In the previous session we trained a model without keeping track of how it's
doing on a validation set. Let's pick up where we left off and modify our code
from the previous session to keep track of validation accuracy while training.

In [0]:
import tensorflow as tf
import os

os.environ['TF_CPP_MIN_LOG_LEVEL']='3'

In [0]:
def preprocess_data(im, label):
    im = tf.cast(im, tf.float32)
    im = im / 127.5
    im = im - 1
    im = tf.reshape(im, [-1])
    return im, label

In [0]:
# We will be using the same data pipeline for both training and validation sets
# So let's create a helper function for that
def create_dataset_pipeline(data_tensor, is_train=True, num_threads=8, prefetch_buffer=100, batch_size=32):
    dataset = tf.data.Dataset.from_tensor_slices(data_tensor)
    if is_train:
        dataset = dataset.shuffle(buffer_size=60000).repeat()
    dataset = dataset.map(preprocess_data, num_parallel_calls=num_threads)
    dataset = dataset.batch(batch_size)
    dataset = dataset.prefetch(prefetch_buffer)
    return dataset

In [0]:
def data_layer():
    with tf.variable_scope("data"):
        data_train, data_val = tf.keras.datasets.mnist.load_data()
        dataset_train = create_dataset_pipeline(data_train, is_train=True)
        dataset_val = create_dataset_pipeline(data_val, is_train=False, batch_size=1)
        iterator = tf.data.Iterator.from_structure(dataset_train.output_types, dataset_train.output_shapes)
        init_op_train = iterator.make_initializer(dataset_train)
        init_op_val = iterator.make_initializer(dataset_val)
    return iterator, init_op_train, init_op_val

In [0]:
def model(input_layer, num_classes=10):
    with tf.variable_scope("model"):
        net = tf.layers.dense(input_layer, 512)
        net = tf.nn.relu(net)
        net = tf.layers.dense(net, num_classes)
    return net


In [0]:
def loss_functions(logits, labels, num_classes=10):
    with tf.variable_scope("loss"):
        target_prob = tf.one_hot(labels, num_classes)
        total_loss = tf.losses.softmax_cross_entropy(target_prob, logits)
    return total_loss


In [0]:
def optimizer_func(total_loss, global_step, learning_rate=0.1):
    with tf.variable_scope("optimizer"):
        optimizer = tf.train.GradientDescentOptimizer(learning_rate=learning_rate)
        optimizer = optimizer.minimize(total_loss, global_step=global_step)
    return optimizer

In [0]:
def performance_metric(logits, labels):
    with tf.variable_scope("performance_metric"):
        preds = tf.argmax(logits, axis=1)
        labels = tf.cast(labels, tf.int64)
        corrects = tf.equal(preds, labels)
        accuracy = tf.reduce_mean(tf.cast(corrects, tf.float32))
    return accuracy

In [0]:
def train():
    global_step = tf.Variable(1, dtype=tf.int32, trainable=False, name="iter_number")

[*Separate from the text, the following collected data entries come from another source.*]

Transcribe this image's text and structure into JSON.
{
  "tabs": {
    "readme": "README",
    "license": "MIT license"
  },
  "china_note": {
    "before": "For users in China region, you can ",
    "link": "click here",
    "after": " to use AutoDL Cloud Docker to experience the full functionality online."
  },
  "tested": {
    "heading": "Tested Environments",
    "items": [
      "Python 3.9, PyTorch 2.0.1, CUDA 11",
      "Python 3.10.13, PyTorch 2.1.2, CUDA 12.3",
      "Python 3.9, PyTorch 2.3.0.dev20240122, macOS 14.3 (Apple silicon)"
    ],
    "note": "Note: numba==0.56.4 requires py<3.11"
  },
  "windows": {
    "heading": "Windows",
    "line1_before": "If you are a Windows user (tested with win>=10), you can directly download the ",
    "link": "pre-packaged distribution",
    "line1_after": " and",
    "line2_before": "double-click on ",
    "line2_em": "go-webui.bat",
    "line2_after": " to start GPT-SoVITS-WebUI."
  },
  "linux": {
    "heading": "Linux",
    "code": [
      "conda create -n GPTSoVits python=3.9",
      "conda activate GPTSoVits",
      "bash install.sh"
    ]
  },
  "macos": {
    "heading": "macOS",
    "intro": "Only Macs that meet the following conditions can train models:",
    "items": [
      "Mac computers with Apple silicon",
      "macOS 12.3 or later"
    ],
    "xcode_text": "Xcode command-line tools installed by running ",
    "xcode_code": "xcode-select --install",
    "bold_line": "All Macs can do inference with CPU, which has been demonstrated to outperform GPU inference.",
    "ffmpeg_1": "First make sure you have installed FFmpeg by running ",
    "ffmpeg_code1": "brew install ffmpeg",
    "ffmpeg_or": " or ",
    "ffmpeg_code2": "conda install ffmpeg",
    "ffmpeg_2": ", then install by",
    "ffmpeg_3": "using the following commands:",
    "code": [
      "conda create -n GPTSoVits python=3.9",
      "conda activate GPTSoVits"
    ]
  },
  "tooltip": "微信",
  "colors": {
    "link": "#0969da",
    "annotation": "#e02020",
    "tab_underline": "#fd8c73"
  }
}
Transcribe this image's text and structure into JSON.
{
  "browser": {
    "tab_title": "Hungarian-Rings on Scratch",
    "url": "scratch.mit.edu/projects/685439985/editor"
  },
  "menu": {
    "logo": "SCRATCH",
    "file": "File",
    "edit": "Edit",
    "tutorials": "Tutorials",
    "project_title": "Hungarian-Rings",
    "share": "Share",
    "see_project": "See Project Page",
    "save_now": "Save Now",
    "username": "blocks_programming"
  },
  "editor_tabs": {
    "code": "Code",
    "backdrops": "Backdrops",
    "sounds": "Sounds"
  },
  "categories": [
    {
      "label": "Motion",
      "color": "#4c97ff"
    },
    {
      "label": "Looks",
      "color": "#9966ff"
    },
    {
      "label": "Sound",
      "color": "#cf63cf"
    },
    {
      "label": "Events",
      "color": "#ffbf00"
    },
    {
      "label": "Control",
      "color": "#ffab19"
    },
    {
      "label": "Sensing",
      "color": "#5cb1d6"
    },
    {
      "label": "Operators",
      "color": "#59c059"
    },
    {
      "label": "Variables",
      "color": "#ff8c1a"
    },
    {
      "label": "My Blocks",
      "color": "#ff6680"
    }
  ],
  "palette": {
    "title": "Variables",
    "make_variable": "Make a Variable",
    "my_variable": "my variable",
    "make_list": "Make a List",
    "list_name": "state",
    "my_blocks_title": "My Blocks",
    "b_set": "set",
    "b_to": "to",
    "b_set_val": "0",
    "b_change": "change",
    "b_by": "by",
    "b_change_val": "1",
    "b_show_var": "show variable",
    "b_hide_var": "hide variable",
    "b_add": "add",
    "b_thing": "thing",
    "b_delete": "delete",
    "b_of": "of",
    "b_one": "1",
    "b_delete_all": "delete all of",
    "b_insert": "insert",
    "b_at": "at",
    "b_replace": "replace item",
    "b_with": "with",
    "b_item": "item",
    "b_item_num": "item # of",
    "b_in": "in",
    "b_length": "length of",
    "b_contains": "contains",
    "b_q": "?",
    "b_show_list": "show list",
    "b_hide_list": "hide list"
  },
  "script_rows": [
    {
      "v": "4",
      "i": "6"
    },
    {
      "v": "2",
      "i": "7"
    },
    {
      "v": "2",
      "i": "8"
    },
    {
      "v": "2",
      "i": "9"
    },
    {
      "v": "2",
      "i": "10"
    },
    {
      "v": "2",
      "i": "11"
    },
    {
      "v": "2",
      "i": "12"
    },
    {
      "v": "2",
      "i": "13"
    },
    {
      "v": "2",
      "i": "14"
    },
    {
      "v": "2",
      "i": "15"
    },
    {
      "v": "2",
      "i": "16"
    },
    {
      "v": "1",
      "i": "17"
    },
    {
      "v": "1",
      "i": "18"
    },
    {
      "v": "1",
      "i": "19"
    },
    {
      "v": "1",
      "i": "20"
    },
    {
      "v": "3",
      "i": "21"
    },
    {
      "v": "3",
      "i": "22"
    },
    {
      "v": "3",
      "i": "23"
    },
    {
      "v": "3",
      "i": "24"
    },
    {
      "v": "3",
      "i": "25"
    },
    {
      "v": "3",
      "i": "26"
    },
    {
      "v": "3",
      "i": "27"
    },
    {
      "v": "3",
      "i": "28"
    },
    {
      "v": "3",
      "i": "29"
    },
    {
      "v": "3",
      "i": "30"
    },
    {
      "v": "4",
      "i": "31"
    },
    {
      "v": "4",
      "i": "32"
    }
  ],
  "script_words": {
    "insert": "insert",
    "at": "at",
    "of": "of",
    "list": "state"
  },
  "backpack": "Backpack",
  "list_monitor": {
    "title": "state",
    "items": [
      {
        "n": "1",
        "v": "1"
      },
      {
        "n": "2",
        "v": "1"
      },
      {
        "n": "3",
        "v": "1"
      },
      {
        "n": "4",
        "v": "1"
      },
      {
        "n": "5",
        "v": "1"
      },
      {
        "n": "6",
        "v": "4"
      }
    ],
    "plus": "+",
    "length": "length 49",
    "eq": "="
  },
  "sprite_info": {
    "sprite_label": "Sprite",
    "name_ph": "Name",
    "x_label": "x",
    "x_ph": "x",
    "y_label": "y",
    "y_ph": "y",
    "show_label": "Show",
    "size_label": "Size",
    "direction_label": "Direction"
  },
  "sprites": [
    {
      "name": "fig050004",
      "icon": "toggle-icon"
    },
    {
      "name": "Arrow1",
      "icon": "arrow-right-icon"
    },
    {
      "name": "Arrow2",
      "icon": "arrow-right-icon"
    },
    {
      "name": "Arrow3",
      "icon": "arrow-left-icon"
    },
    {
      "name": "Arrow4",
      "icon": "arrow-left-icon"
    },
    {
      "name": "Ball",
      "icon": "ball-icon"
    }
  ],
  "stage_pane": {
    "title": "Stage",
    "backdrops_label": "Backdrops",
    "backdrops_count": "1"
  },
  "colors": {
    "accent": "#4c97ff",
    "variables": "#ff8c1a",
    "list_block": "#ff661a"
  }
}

    # define the training graph
    iterator, init_op_train, init_op_val = data_layer()
    images, labels = iterator.get_next()
    logits = model(images)
    loss = loss_functions(logits, labels)
    optimizer = optimizer_func(loss, global_step)
    accuracy = performance_metric(logits, labels)

    # start training
    num_iter = 18750 # 10 epochs
    log_iter = 1875
    val_iter = 1875
    with tf.Session() as sess:
        sess.run(tf.global_variables_initializer())
        sess.run(init_op_train)

        streaming_loss = 0
        streaming_accuracy = 0

        for i in range(1, num_iter + 1):
            _, loss_batch, acc_batch = sess.run([optimizer, loss, accuracy])
            streaming_loss += loss_batch
            streaming_accuracy += acc_batch
            if i % log_iter == 0:
                print("Iteration: {}, Streaming loss: {:.2f}, Streaming accuracy: {:.2f}"
                        .format(i, streaming_loss/log_iter, streaming_accuracy/log_iter))
                streaming_loss = 0
                streaming_accuracy = 0

            if i % val_iter == 0:
                sess.run(init_op_val)
                validation_accuracy = 0
                num_iter = 0
                while True:
                    try:
                        acc_batch = sess.run(accuracy)
                        validation_accuracy += acc_batch
                        num_iter += 1
                    except tf.errors.OutOfRangeError:
                        validation_accuracy /= num_iter
                        print("Iteration: {}, Validation accuracy: {:.2f}".format(i, validation_accuracy))
                        sess.run(init_op_train) # switch back to training set
                        break

In [11]:
if __name__ == "__main__":
    train()

Downloading data from https://storage.googleapis.com/tensorflow/tf-keras-datasets/mnist.npz
Instructions for updating:
Use `tf.compat.v1.data.get_output_types(dataset)`.
Instructions for updating:
Use `tf.compat.v1.data.get_output_shapes(dataset)`.
Instructions for updating:
Use `tf.compat.v1.data.get_output_types(iterator)`.
Instructions for updating:
Use `tf.compat.v1.data.get_output_shapes(iterator)`.
Instructions for updating:
Use `tf.compat.v1.data.get_output_classes(iterator)`.
Instructions for updating:
Use keras.layers.dense instead.
Instructions for updating:
Call initializer instance with the dtype argument instead of passing it to the constructor
Instructions for updating:
Use tf.where in 2.0, which has the same broadcast rule as np.where
Iteration: 1875, Streaming loss: 0.32, Streaming accuracy: 0.90
Iteration: 1875, Validation accuracy: 0.96
Iteration: 3750, Streaming loss: 0.14, Streaming accuracy: 0.96
Iteration: 3750, Validation accuracy: 0.97
Iteration: 5625, Streaming